Il vero eroe di questo Rigoletto è infatti il concertatore, Daniele Callegari, viepiù determinato a farsi valere come nemico della routine. Succede che nella sua direzione si riconosce – come mai durante gli ultimi trent’anni almeno; e il precedente di Riccardo Muti è quasi isolato – l’opera come Verdi l’aveva licenziata e descritta: concisa e forbita, raffinatamente caratterizzata nei temi, nei metri, nei timbri, e soprattutto dal suo fluire continuo, inesorabile, fulmineo, scavalcando con la logica della scena drammatica i limiti del “numero” chiuso in alternanza col recitativo. Quello di Callegari è un Rigoletto che toglie il respiro per energia di passo drammatico e che nemmeno fa passare per la mente d’interrompere il discorso musicale – narrativamente trascinante, sinfonicamente rivelatorio – con la banalità di applausi a scena aperta. Agogiche, dinamiche, note, corone e cadenze sono – va da sé, guarda un po’ – quelli integralmente scritti dall’autore, invariabilmente superiori a ciò che la tradizione vi ha incrostato sopra. E chi voglia figurarsi riassunto in un solo esempio la cifra di tutta l’operazione, si riferisca a quel «Cortigiani, vil razza dannata» che ricade furioso, mulinellante, strumentalmente sostegno a un declamato con la bava alla bocca, senza alcuna sospensione retorica dopo la scena che lo precede: nel Rigoletto di Callegari non ci sono cinture di sicurezza per il borghese benessere del pubblico abitudinario.

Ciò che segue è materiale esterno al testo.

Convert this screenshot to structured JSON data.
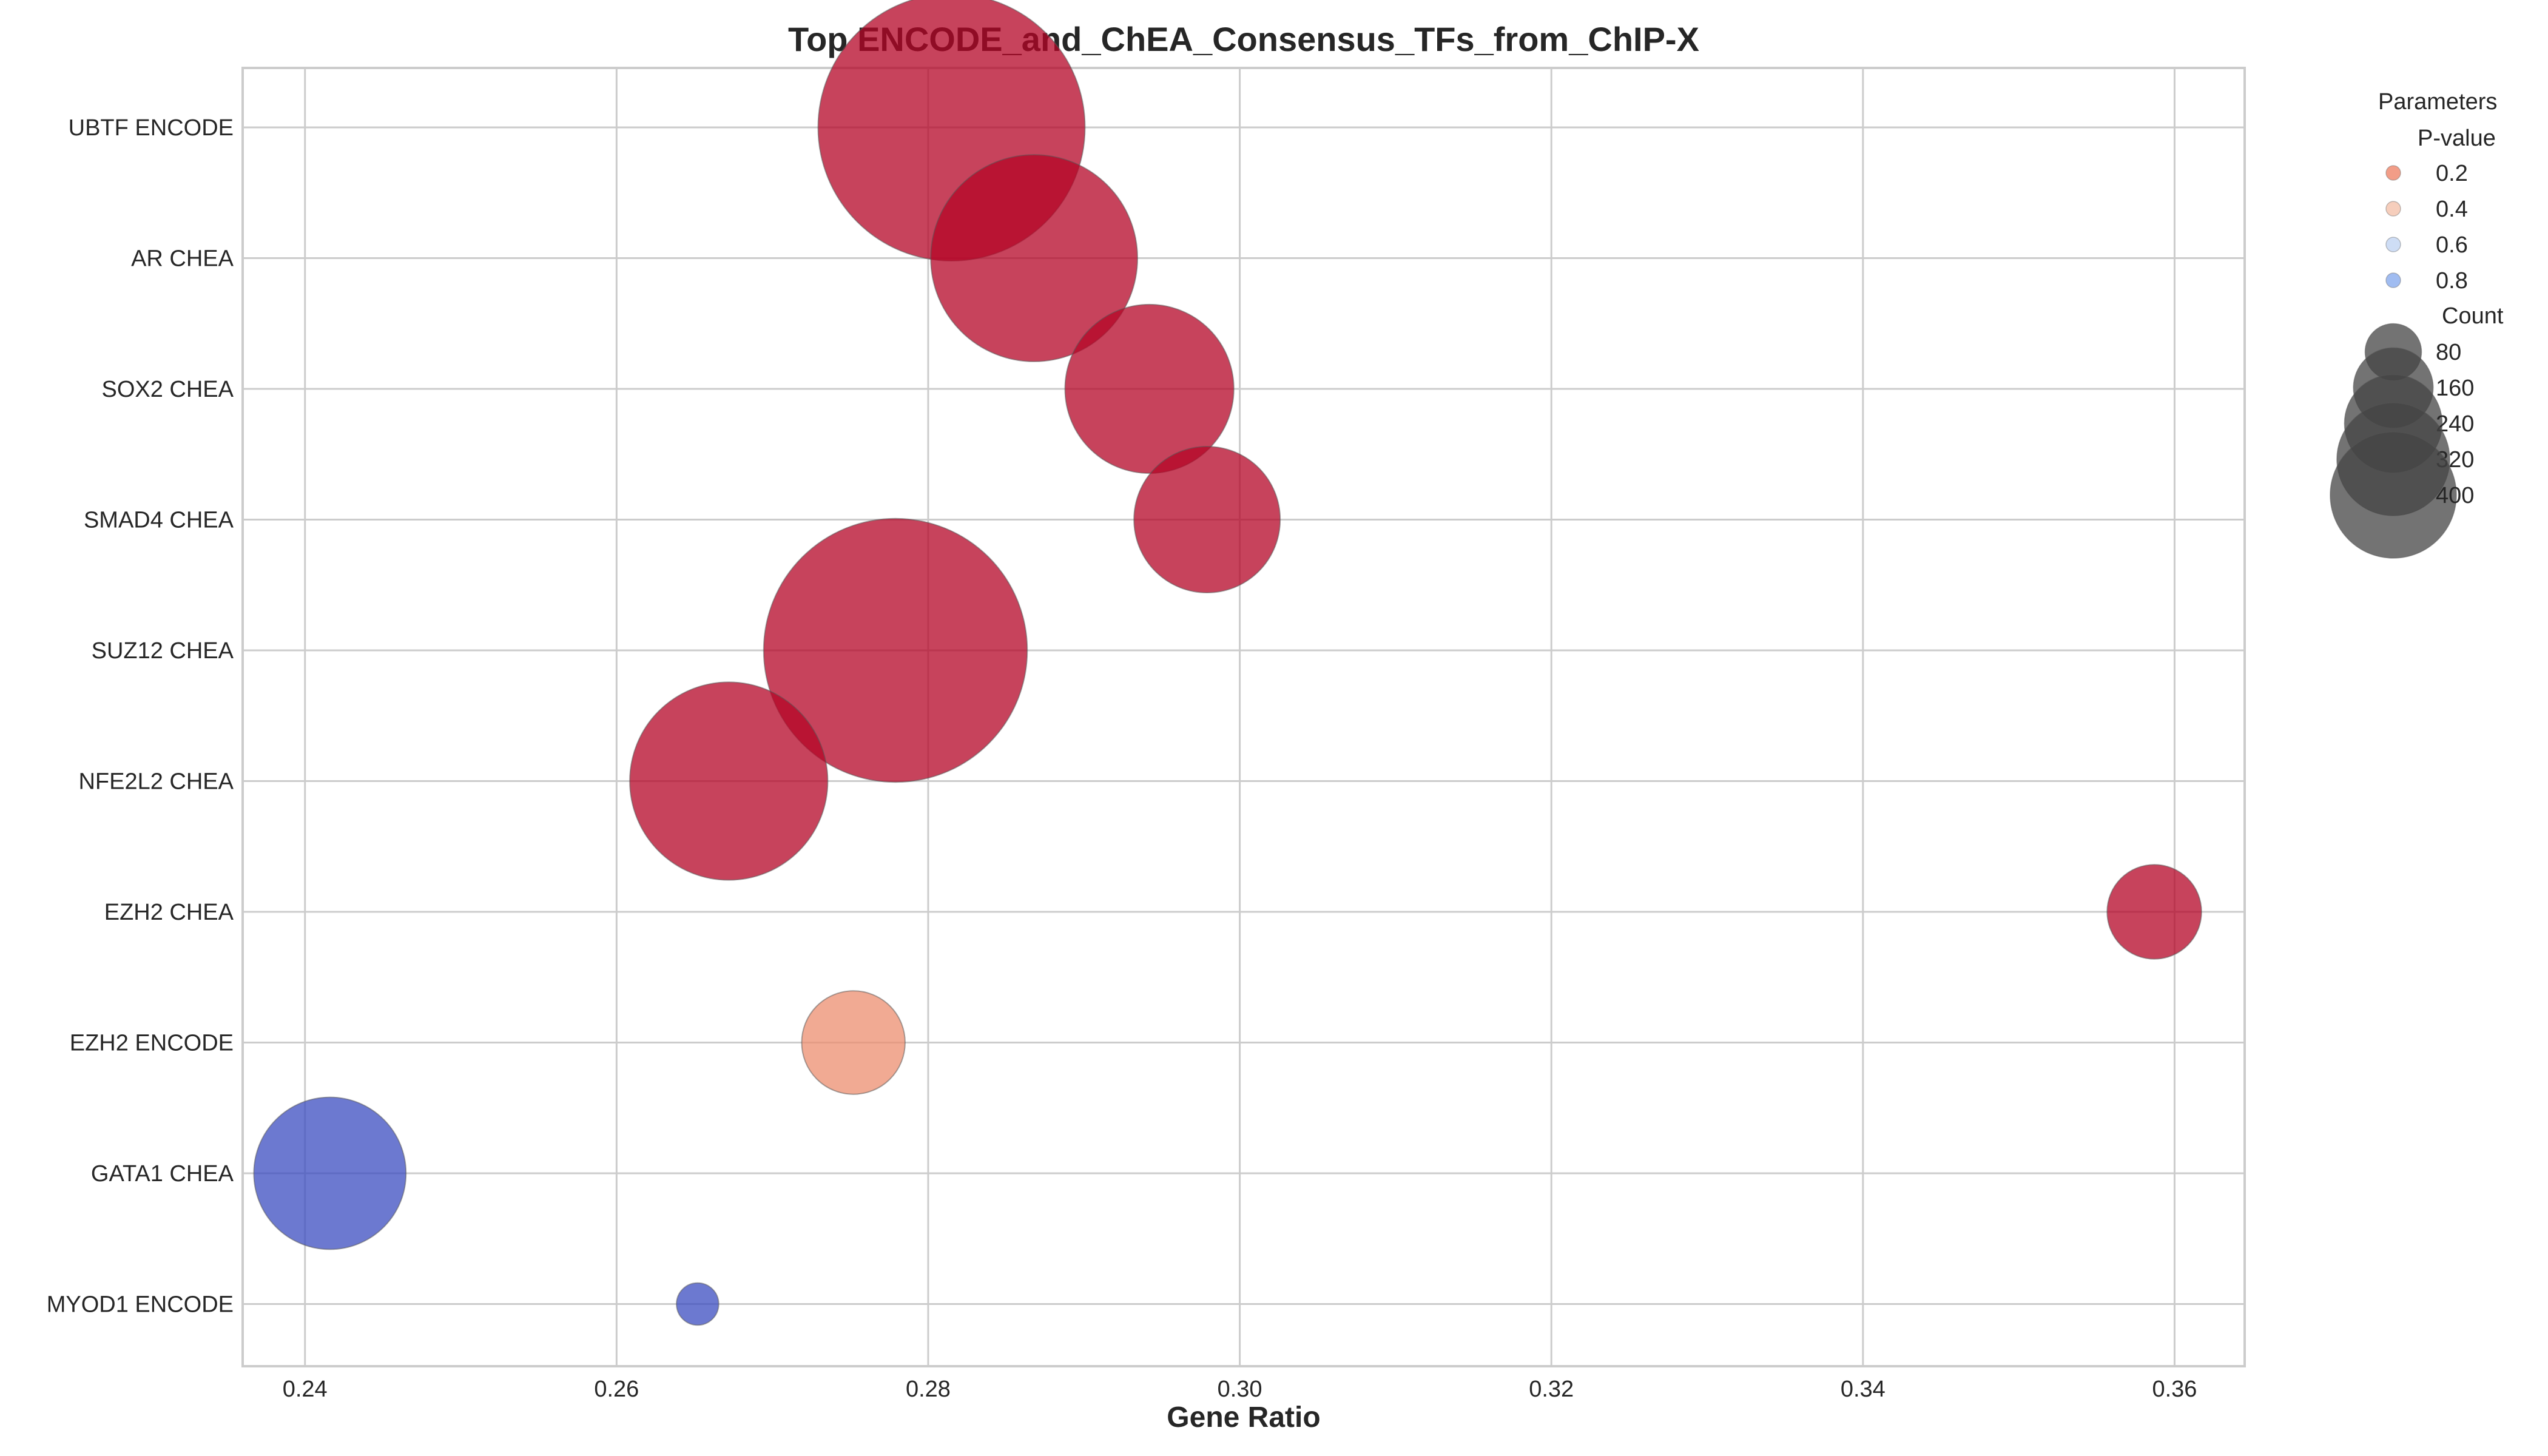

C’è invece un baritono d’eccezione, Luca Salsi, che col suo profluvio di canto facile, duttile e smaltato potrebbe tirare giù il teatro a suon di gigionate, e accetta invece di lavorare unendo il viscerale al microscopico, ponendo il graffio della parola davanti al fulgore della vocalità e rinunciando agli acuti fuori ordinanza onde indagare il testo: lo aveva già fatto sotto la validissima direzione di Riccardo Frizza, al Maggio Musicale Fiorentino, in una recita a porte chiuse del 23 febbraio scorso, e a Venezia riesce addirittura a superare sé stesso. Claudia Pavone, come Gilda, è attrice non meno impegnata e musicista non meno depurata: le sue facoltà tecniche ben si riassumono nella nitida articolazione di un raro trillo autentico. Al Duca di Mantova corrisponde invece il consueto, solare, spavaldo patrimonio tenorile di Iván Ayón Rivas, tanto più messo a lustro dall’acribia di studio chiestagli e corrisposta. Incisivi nella loro sorniona, maliziosa o autorevole sobrietà lo Sparafucile di Matteo Denti, la Maddalena di Valeria Girardello e il Conte di Monterone di Gianfranco Montresor; rifinito il comprimariato, dalla Giovanna di Carlotta Vichi al Marullo di Armando Gabba, al Matteo Borsa di Marcello Nardis, al Conte di Ceprano e alla relativa Contessa di Matteo Ferrara e Rosanna Lo Greco. Coro maschile della Fenice vivido come non mai, e orchestra slanciata a livello d’apoteosi.